Pendant les vacances parlementaires du mois d'août, les membres du Congrès rentrent chez eux. L'occasion de se ressourcer et d'écouter les doléances de leurs électeurs. Et parfois, comme cette année, de se faire carrément crier dessus.
Mardi, le pauvre Arlen Specter, sénateur démocrate (républicain jusqu'à son changement de bord printanier) de Pennsylvanie a dû affronter une foule prête à le lyncher sur l'autel de la réforme de l'assurance maladie. Ces townhall meetings (réunions de quartier) sont censés être des moments pédagogiques autour du plan voulu par Obama. Mais face au manque de détails et à l'inquiétude grandissante, ça joue à qui criera le plus fort. Si possible, en étant tout rouge et en vociférant «socialiste» ou «communiste», avant de se faire escorter dehors.
«Un jour Dieu sera devant vous et vous jugera», lance l'homme au sénateur, avant de quitter la salle. Dans le Maryland, en Californie ou en Floride, les mêmes scènes se reproduisent mercredi –pour le plus grand plaisir de Fox News.
Évidemment, une partie est instrumentalisée par les conservateurs et tous les opposants à la réforme. Mais selon Politico.com, il y a un «vrai malaise» chez les seniors, présents en masse à ces réunions.
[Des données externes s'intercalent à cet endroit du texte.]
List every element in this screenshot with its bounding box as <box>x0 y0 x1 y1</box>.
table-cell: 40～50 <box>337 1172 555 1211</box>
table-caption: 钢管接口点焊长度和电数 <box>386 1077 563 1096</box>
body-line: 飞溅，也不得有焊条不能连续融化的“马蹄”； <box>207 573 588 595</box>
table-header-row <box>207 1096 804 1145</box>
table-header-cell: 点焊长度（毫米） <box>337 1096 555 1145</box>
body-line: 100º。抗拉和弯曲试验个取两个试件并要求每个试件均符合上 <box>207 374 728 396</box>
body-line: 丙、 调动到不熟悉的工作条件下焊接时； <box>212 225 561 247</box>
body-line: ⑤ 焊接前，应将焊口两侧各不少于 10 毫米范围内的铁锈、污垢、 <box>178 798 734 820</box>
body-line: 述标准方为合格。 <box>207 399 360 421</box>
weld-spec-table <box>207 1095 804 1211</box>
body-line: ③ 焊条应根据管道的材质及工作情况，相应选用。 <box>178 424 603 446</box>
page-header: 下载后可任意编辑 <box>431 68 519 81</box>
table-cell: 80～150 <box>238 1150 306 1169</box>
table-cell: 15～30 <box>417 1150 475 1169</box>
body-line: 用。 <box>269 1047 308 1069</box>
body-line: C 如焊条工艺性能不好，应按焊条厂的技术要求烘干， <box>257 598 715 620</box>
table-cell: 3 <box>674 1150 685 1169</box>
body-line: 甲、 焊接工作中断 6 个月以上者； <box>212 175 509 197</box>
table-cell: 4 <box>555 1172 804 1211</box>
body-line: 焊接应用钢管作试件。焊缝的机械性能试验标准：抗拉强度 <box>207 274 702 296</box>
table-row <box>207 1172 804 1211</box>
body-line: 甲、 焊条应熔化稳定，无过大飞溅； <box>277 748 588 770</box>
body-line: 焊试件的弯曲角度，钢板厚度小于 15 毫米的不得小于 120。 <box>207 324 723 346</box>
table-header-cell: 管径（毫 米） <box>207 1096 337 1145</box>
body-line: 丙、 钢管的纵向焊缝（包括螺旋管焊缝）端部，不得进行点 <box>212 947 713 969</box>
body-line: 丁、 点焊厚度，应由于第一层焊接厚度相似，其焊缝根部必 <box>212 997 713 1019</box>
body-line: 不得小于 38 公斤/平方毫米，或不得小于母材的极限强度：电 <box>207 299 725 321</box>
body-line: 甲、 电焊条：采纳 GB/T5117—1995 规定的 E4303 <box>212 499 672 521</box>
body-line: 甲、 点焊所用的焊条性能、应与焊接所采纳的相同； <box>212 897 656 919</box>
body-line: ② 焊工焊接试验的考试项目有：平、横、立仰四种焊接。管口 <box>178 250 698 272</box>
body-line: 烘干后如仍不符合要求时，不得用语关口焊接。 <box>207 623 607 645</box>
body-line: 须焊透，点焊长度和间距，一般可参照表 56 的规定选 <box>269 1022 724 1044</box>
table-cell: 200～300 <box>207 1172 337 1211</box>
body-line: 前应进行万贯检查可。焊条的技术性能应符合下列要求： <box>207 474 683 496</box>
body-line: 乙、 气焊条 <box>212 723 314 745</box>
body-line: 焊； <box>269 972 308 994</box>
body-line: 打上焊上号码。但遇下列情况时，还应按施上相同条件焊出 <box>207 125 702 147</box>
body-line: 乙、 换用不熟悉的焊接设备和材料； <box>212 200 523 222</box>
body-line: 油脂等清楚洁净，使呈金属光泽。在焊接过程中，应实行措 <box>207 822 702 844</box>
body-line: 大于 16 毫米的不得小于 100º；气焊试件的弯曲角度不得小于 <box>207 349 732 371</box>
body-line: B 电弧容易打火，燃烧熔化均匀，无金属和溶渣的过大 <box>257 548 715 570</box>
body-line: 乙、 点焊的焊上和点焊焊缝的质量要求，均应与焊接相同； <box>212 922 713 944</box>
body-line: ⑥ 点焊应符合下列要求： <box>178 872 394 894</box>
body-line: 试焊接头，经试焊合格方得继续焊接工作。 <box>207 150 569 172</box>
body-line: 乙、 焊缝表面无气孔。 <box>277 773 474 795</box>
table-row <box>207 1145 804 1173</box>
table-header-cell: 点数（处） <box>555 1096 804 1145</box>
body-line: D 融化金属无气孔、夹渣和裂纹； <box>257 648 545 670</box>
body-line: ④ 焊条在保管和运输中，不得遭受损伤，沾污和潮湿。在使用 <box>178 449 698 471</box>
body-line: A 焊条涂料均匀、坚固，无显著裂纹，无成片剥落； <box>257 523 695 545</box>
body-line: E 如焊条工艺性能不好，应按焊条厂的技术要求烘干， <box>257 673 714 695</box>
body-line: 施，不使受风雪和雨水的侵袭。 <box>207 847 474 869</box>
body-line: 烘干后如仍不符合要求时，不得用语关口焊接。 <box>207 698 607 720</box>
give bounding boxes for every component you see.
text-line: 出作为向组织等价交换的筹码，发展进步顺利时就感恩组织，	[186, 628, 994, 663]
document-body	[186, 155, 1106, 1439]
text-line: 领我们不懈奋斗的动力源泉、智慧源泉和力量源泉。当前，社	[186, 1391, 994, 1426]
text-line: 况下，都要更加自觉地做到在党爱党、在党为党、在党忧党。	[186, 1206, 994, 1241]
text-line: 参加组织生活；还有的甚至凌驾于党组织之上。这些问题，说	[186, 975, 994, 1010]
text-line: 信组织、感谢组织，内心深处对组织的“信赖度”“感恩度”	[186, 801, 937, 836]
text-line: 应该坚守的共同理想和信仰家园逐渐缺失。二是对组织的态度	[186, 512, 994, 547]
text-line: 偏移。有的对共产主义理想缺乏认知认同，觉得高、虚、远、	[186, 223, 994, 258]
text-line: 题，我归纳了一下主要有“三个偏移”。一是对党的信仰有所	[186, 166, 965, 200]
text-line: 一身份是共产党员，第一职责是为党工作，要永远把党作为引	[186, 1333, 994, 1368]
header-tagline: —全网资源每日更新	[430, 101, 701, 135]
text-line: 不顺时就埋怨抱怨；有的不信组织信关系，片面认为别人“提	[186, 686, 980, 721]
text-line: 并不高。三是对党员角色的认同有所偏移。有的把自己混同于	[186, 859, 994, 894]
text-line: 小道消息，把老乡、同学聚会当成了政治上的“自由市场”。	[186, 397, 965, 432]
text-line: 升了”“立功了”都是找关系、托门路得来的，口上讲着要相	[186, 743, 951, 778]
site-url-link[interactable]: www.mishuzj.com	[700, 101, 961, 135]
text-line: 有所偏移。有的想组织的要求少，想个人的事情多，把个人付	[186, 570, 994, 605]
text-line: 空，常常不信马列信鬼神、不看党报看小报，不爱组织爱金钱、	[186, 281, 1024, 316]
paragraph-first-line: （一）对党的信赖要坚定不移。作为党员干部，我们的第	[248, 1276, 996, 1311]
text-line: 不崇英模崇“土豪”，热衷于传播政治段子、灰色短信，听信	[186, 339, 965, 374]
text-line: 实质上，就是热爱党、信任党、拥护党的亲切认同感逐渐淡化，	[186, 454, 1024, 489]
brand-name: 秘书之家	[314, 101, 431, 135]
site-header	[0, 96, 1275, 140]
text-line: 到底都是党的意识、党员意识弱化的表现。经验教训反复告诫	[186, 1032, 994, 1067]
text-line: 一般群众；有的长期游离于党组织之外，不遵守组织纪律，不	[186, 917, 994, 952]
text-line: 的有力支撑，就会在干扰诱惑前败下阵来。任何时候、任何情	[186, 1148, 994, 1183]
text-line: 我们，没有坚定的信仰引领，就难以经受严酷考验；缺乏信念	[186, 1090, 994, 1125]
Malgré les tentatives présidentielles pour les rassurer, ils sont inquiets de voir leur couverture santé Medicare (déjà gérée par le gouvernement) se réduire à une peau de chagrin alors que le plan prévoit de faire des économies dans ce programme.
Le seul à avoir connu une réunion à peu près calme, c'est le président lui-même, mardi. «Je vous sens déçus que personne ne lui ait crié dessus», a raillé le porte-parole de la Maison Blanche Robert Gibbs, devant des journalistes. Obama a tenté de désamorcer plusieurs rumeurs autour de la réforme. «Non, le gouvernement ne va pas pas décider qu'il faut débrancher grand-mère car cela coûte trop cher de la soigner», a-t-il notamment juré, alors que Sarah Palin l'a accusé de vouloir des «tribunaux de la mort» (un fantasme démonté par CNN ici). Robert Gibbs s'en est d'ailleurs pris à l'ancienne colistière de John McCain, estimant qu'elle était un exemple de ceux qui font circuler «de fausses informations».
Alors qu'un élu géorgien de la Chambre des représentants a vu son bureau taggé d'une croix gammée et que des photos d'Obama avec une moustache d'Hitler fleurissent ici et là, le débat n'est pas près de s'apaiser. Le président semble en faire les frais. Si les sondages divergent grandement sur son plan (49% contre, 43% pour selon Gallup, tandis que CNN donne 50% en faveur, 45% opposés) le taux d'approbation de son travail s'effrite doucement, à 53% d'opinions favorables, contre 65% après son inauguration. La route jusqu'à l'automne va être longue.